Los inversores ya apuestan a una Argentina dual para 2027
Los operadores de mercado anticipan un escenario económico y político fragmentado de cara al próximo año, mientras tensiones geopolíticas reconfiguran las perspectivas globales.
Las mesas de dinero ya están calibrando sus estrategias para 2027, y el consenso que emerge de los pasillos de Wall Street y los mercados financieros internacionales apunta hacia un horizonte más complejo que lo que se esperaba hace apenas unos meses. Los operadores más influyentes están descartando un escenario de recuperación lineal y uniforme, apostando en cambio a que la economía argentina se bifurque en dos velocidades simultáneamente. Esta visión dual no se limita solo al plano económico: también proyecta una política igualmente fragmentada, donde dos figuras de peso terminarían dirimiendo la próxima contienda electoral en el país.
El contexto internacional que respalda estos análisis es volátil e incierto. Las tensiones entre Washington y Teherán volvieron a escalar luego de los días festivos de fin de año, empujando los precios del crudo al alza y generando nuevas presiones inflacionarias en el sistema global.
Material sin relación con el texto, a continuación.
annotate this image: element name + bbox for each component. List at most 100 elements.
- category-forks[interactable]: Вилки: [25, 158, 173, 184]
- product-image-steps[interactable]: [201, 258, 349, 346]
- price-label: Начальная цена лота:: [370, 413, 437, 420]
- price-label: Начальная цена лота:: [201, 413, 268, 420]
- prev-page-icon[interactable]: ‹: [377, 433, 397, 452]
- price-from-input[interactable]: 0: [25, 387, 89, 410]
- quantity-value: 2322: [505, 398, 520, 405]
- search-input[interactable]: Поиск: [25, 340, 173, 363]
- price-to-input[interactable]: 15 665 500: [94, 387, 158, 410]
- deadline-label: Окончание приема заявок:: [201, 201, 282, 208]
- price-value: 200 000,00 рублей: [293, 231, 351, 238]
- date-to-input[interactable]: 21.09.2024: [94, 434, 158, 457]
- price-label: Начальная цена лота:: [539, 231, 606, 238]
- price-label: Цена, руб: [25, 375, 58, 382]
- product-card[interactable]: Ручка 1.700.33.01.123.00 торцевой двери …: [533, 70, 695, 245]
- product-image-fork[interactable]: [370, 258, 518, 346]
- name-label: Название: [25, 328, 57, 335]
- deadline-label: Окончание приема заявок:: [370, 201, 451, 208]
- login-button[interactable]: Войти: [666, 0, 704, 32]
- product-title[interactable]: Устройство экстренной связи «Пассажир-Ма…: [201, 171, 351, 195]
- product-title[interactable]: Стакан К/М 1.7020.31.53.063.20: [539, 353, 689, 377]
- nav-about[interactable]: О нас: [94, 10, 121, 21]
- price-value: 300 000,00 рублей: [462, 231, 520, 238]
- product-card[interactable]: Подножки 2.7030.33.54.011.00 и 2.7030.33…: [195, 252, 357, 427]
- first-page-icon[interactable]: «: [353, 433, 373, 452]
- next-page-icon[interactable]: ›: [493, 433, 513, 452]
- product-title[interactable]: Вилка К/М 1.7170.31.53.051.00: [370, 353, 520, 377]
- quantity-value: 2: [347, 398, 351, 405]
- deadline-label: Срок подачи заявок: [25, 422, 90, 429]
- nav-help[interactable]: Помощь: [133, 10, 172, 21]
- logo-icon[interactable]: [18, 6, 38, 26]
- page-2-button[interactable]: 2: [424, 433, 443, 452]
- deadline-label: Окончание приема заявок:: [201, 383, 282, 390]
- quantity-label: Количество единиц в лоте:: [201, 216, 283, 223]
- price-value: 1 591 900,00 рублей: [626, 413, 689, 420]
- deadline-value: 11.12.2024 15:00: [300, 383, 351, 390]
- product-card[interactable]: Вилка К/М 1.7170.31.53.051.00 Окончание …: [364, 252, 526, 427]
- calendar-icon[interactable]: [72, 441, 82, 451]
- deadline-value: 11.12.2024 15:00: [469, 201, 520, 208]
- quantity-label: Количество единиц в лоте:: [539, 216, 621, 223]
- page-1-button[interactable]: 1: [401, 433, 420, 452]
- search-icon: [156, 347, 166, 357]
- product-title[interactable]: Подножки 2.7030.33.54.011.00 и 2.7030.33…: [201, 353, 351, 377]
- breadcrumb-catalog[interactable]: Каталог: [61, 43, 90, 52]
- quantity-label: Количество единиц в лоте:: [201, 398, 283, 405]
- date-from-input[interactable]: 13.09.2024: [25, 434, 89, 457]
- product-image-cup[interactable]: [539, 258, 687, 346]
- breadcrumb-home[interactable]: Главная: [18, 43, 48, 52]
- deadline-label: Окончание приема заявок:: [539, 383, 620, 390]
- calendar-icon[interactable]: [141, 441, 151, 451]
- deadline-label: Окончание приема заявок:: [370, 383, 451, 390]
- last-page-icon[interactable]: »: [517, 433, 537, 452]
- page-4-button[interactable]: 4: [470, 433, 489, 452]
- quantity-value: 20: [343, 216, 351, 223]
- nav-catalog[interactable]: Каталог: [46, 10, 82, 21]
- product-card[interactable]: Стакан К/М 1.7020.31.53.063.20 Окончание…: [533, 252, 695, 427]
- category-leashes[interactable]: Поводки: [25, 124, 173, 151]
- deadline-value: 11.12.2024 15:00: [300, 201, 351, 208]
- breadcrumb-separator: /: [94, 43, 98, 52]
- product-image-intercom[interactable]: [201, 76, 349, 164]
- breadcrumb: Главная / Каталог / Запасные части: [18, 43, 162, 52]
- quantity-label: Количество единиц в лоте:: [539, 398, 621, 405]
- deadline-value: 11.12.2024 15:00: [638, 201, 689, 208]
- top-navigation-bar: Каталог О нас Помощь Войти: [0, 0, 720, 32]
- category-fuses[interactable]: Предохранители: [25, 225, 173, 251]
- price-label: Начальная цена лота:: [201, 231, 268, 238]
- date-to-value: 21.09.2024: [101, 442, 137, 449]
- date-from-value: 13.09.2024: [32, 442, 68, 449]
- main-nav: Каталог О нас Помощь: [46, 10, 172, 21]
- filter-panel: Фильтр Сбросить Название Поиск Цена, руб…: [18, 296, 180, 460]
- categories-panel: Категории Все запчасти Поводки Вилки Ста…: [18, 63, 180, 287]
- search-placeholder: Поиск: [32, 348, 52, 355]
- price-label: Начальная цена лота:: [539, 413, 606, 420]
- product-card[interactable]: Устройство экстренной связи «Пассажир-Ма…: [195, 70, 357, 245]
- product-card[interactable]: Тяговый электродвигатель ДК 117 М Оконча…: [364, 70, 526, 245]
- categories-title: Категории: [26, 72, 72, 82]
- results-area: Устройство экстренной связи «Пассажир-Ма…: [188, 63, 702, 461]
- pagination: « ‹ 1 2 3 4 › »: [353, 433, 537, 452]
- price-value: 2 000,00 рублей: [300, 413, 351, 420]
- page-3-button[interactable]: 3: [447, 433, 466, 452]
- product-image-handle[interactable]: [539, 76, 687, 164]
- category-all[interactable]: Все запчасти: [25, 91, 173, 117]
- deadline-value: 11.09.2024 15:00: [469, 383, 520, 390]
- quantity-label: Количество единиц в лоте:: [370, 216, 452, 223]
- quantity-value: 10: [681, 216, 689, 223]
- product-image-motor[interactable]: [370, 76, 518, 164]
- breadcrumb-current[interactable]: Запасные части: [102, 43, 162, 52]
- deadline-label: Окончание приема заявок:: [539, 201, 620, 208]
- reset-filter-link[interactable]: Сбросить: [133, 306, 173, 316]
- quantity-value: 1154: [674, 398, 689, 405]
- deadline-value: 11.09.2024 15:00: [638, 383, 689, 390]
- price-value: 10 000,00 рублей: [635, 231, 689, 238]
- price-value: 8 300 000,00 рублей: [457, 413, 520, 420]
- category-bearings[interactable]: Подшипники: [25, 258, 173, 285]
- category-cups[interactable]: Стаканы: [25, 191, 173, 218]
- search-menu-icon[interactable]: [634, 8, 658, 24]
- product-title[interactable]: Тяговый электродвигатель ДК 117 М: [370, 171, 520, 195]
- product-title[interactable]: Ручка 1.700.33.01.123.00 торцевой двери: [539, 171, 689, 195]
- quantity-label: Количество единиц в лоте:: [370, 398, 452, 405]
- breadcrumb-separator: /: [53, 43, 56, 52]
El petróleo ya cotiza con una prima geopolítica considerable, fenómeno que se replica en otros activos refugio como el oro. Simultáneamente, el dólar estadounidense se fortaleció en los mercados internacionales, mientras que los rendimientos de los bonos del Tesoro norteamericano alcanzaron máximos no vistos en dos décadas. Este ajuste de precios relativos está reconfigurando las decisiones de inversión en mercados emergentes como el argentino, donde los operadores buscan cobertura contra múltiples escenarios de riesgo.
La calificación de riesgo soberano argentino recibió un impulso parcial cuando Moody's acompañó las mejoras que ya habían efectuado sus colegas de las otras agencias calificadoras. Sin embargo, este reconocimiento crediticio no logró trasladarse de manera contundente a los precios de los activos locales, algo que refleja la desconfianza persistente en los mercados respecto a la sostenibilidad del programa de estabilización. Los operadores siguen escrutando con lupa cada dato macroeconómico, cada anuncio de política monetaria y cada movimiento en las reservas internacionales, buscando validar o desmentir la narrativa oficial sobre la recuperación económica.
En el frente energético global, los especialistas en commodities que operan desde Nueva York advirtieron sobre un riesgo subestimado: las reservas de crudo que se mantienen en almacenamiento flotante y las liberaciones estratégicas que realizaron gobiernos para contener precios se están agotando rápidamente. Las economías como China redujeron sus inventarios y, más allá de estas medidas coyunturales, los riesgos de seguridad en el estrecho de Ormuz y en las rutas marítimas del Mar Rojo siguen generando restricciones estructurales a la oferta. Esto significa que, lejos de ser una perturbación temporal, la volatilidad geopolítica podría transformarse en un factor permanente que mantenga altos los precios del Brent durante 2026 y 2027. La baja elasticidad de la oferta y la demanda en el corto plazo implica que cualquier interrupción del suministro podría derivar en una crisis logística de alcance global.
Los traders también advierten sobre coberturas imperfectas: los inversores están intentando protegerse del riesgo pero descubren que los instrumentos tradicionales no funcionan como esperaban. El oro sube, el crudo sube por geopolítica, pero los bonos del Tesoro estadounidense no se comportan como refugio seguro tradicional porque sus rendimientos también han subido. Esto genera un dilema para los inversores que buscan cubrirse: pagan por protección mientras aún deben considerar la posibilidad de que la crisis geopolítica se disipe y los precios corrijan hacia abajo. En este contexto de incertidumbre persistente es donde operadores argentinos definen sus posiciones para el año próximo, apostando a que la economía local navegará hacia un modelo dual donde convivan dinámicas de crecimiento desigual y actores políticos con poder de veto equivalente en la disputa electoral.